The woman's husband called Aposhian and asked him not to come by the house again, jail documents state, and Aposhian allegedly said he could go wherever he wanted, adding that he would run over their cars and "bury" him.

Aposhian's attorney, Mitch Vilos, said his client never made any such threat to the man. If anyone was threatened during that phone call, it was Aposhian, Vilos said.

"He's not a threatening guy," Vilos said. "He knows better."

Vilos said Aposhian was in the neighborhood to talk to some friends and that he was driving around with a friend of his in his flag-draped truck to celebrate Memorial Day.
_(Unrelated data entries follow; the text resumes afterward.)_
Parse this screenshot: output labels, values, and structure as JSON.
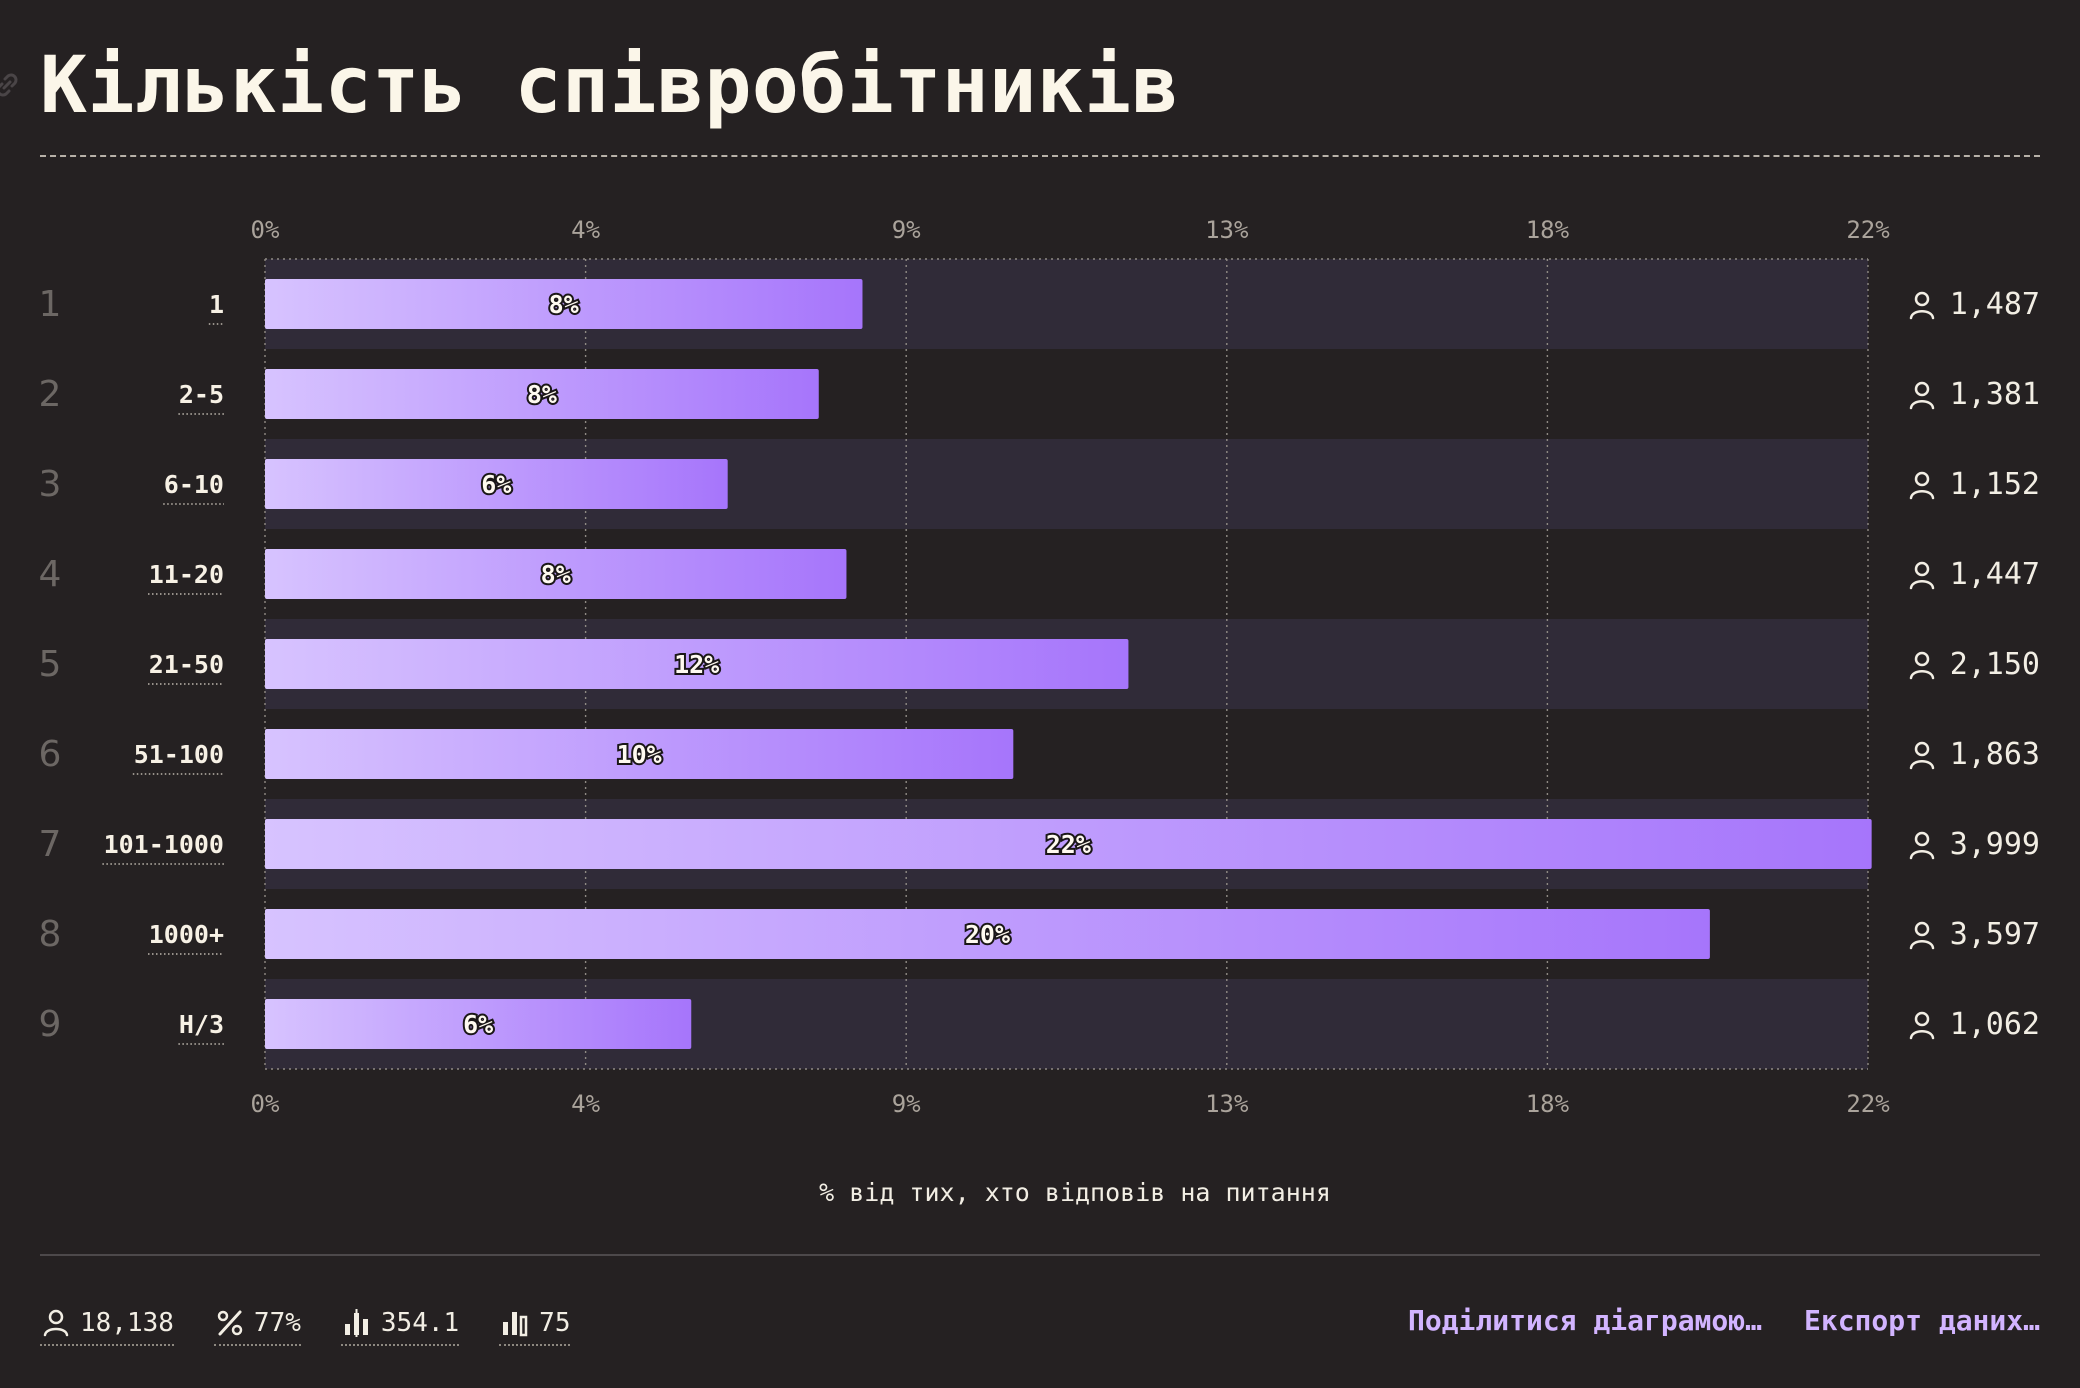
{
  "header": {
    "title": "Кількість співробітників"
  },
  "footer": {
    "stats": [
      {
        "icon": "person-icon",
        "value": "18,138"
      },
      {
        "icon": "percent-icon",
        "value": "77%"
      },
      {
        "icon": "chart-median-icon",
        "value": "354.1"
      },
      {
        "icon": "bar-chart-icon",
        "value": "75"
      }
    ],
    "actions": {
      "share": "Поділитися діаграмою…",
      "export": "Експорт даних…"
    }
  },
  "colors": {
    "background": "#252122",
    "row_band": "#302b38",
    "bar_start": "#d7c3ff",
    "bar_end": "#a675fb",
    "title": "#fbf6e9",
    "accent_link": "#d2b4ff",
    "axis_text": "#aaa39b"
  },
  "chart_data": {
    "type": "bar",
    "orientation": "horizontal",
    "xlabel": "% від тих, хто відповів на питання",
    "xlim": [
      0,
      22
    ],
    "ticks": [
      "0%",
      "4%",
      "9%",
      "13%",
      "18%",
      "22%"
    ],
    "grid": true,
    "categories": [
      "1",
      "2-5",
      "6-10",
      "11-20",
      "21-50",
      "51-100",
      "101-1000",
      "1000+",
      "Н/З"
    ],
    "ranks": [
      "1",
      "2",
      "3",
      "4",
      "5",
      "6",
      "7",
      "8",
      "9"
    ],
    "values": [
      8.2,
      7.6,
      6.35,
      7.98,
      11.85,
      10.27,
      22.05,
      19.83,
      5.85
    ],
    "value_labels": [
      "8%",
      "8%",
      "6%",
      "8%",
      "12%",
      "10%",
      "22%",
      "20%",
      "6%"
    ],
    "counts": [
      "1,487",
      "1,381",
      "1,152",
      "1,447",
      "2,150",
      "1,863",
      "3,999",
      "3,597",
      "1,062"
    ]
  }
}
Aposhian did use the driveway of the woman's house to turn around, but it was only because the truck was so big.

Vilos said that his initial investigation has turned up plenty of witnesses who would be willing to say that Aposhian was not angry that day and had no intention of harassing or threatening anyone.

"I'll be surprised if the city even prosecutes this," Vilos said.

According to jail documents, Aposhian returned to the house in a Dodge Magnum as police were on the scene and started yelling at the residents, saying he couldn't believe they had called the police, according to the affidavit.

Vilos said Aposhian returned to the house to offer to clean up any tire marks he may have left.

But police said he wasn't allowed to go anywhere, and they detained him while they investigated further — but not after confiscating a gun Aposhian reportedly told officers he was carrying on his side.

Shortly after, Aposhian was booked into jail on suspicion of several misdemeanors, including harassment, criminal trespass and domestic violence. He also had four outstanding warrants for misdemeanor traffic violations.

Under Utah law, anyone convicted of domestic violence may no longer legally own a firearm and would forfeit their concealed carry permit.